Researchers from Australia, whose study was published in the Journal of Sex & Marital Therapy, says that this is a condition known as Postcoital Dysphoria (PCD). The team from Queensland University of Technology (QUT) conducted this world-first study and surveyed men from Australia, the US, the UK, Russia, New Zealand and Germany.
The result is in. This isn’t an uncommon condition – 41% of those surveyed reported experiencing PCD at some point in their lives and of those 20% say they’ve had sad post-coital blues as recently as four weeks ago. Three to four percent suffered from PCD on a regular basis.
The study’s co-author Joel Maczkowiack says that the comments they got from the men ranged from, “I don’t want to be touched and want to be left alone” to “I feel unsatisfied, annoyed and very fidgety. All I really want is to leave and distract myself from everything I participated in.”
Another described feeling “emotionless and empty” in contrast to the men who experienced the post-coital experience positively, and used descriptors such as a “feeling of well-being, satisfaction, contentment” and “closeness to their partner,” Maczkowiack says.
Although PCD has been recognised in women, no studies have previously identified the condition among men.

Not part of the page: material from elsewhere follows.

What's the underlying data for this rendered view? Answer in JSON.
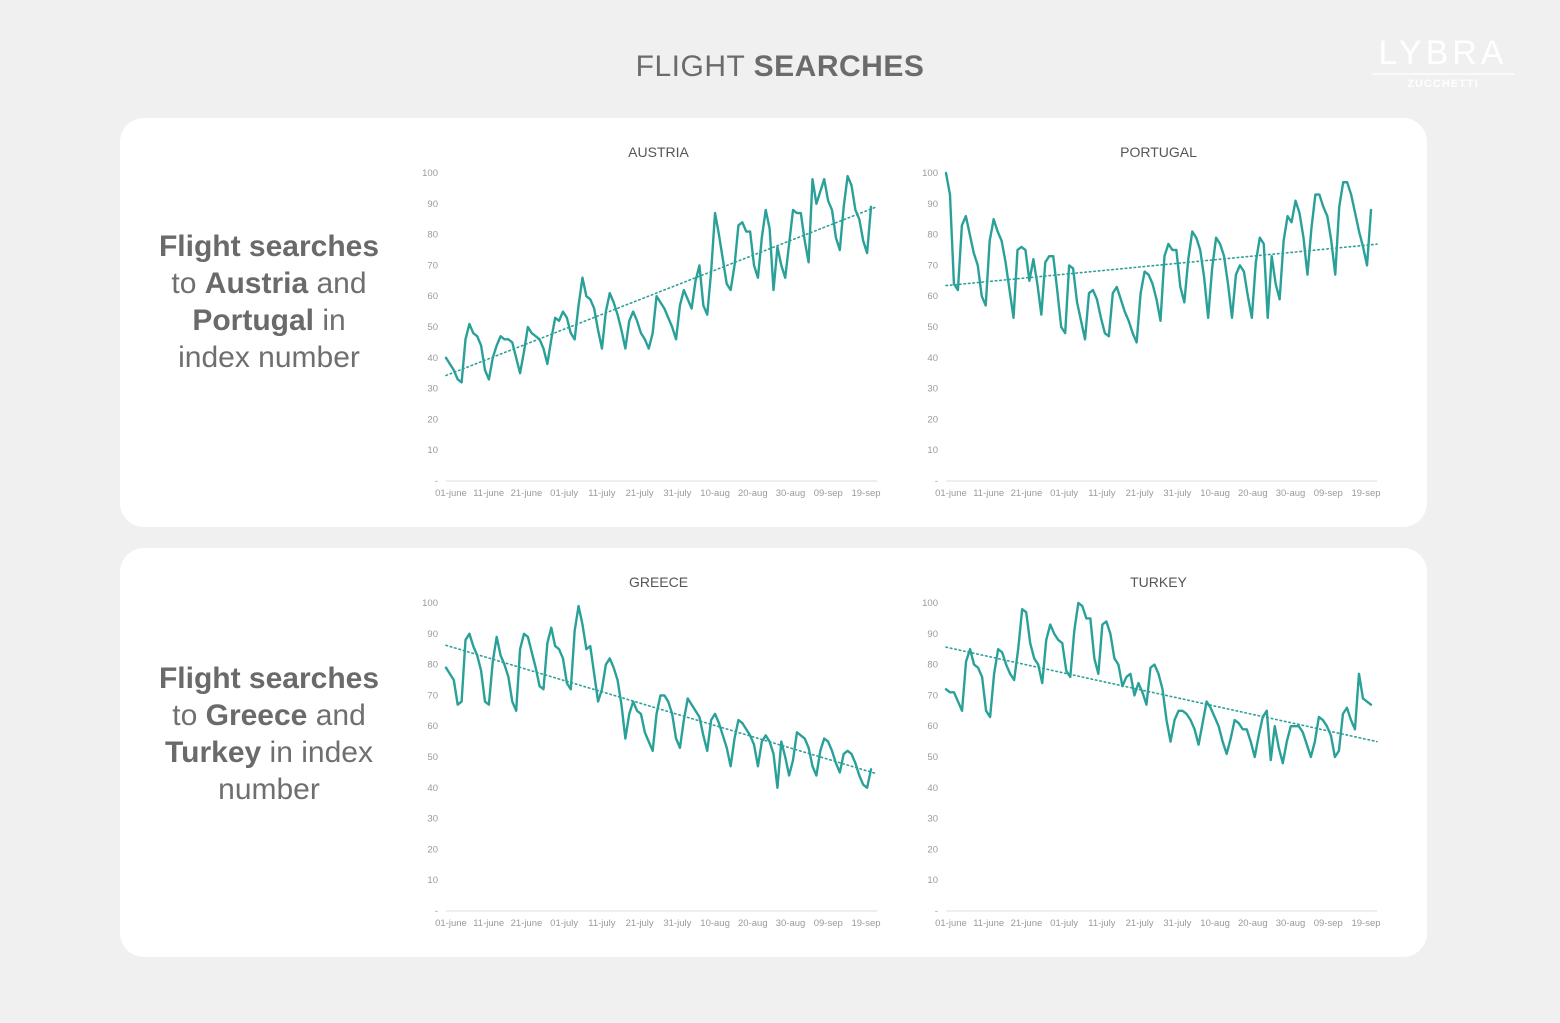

This may mean that men’s sexual experiences may be more complex than what is commonly thought, or portrayed in movies. Co-author Professor Robert Schweitzer certainly thinks so. “The experience of the resolution phase remains a bit of a mystery and is therefore poorly understood,” says the professor. “It is commonly believed that males and females experience a range of positive emotions including contentment and relaxation immediately following consensual sexual activity,” he adds.
“Yet previous studies on the PCD experience of females showed that a similar proportion of females had experienced PCD on a regular basis. As with the men in this new study, it is not well understood. We would speculate that the reasons are multifactorial, including both biological and psychological factors.”
Needless to say, having PCD can be problematic for the relationship, but there may be ways to avoid this.
“It has, for example, been established that couples who engage in talking, kissing, and cuddling following sexual activity report greater sexual and relationship satisfaction, demonstrating that the resolution phase is important for bonding and intimacy,” says Maczkowiack.
“So the negative affective state which defines PCD has potential to cause distress to the individual, as well as the partner, disrupt important relationship processes, and contribute to distress and conflict within the relationship, and impact upon sexual and relationship functioning.”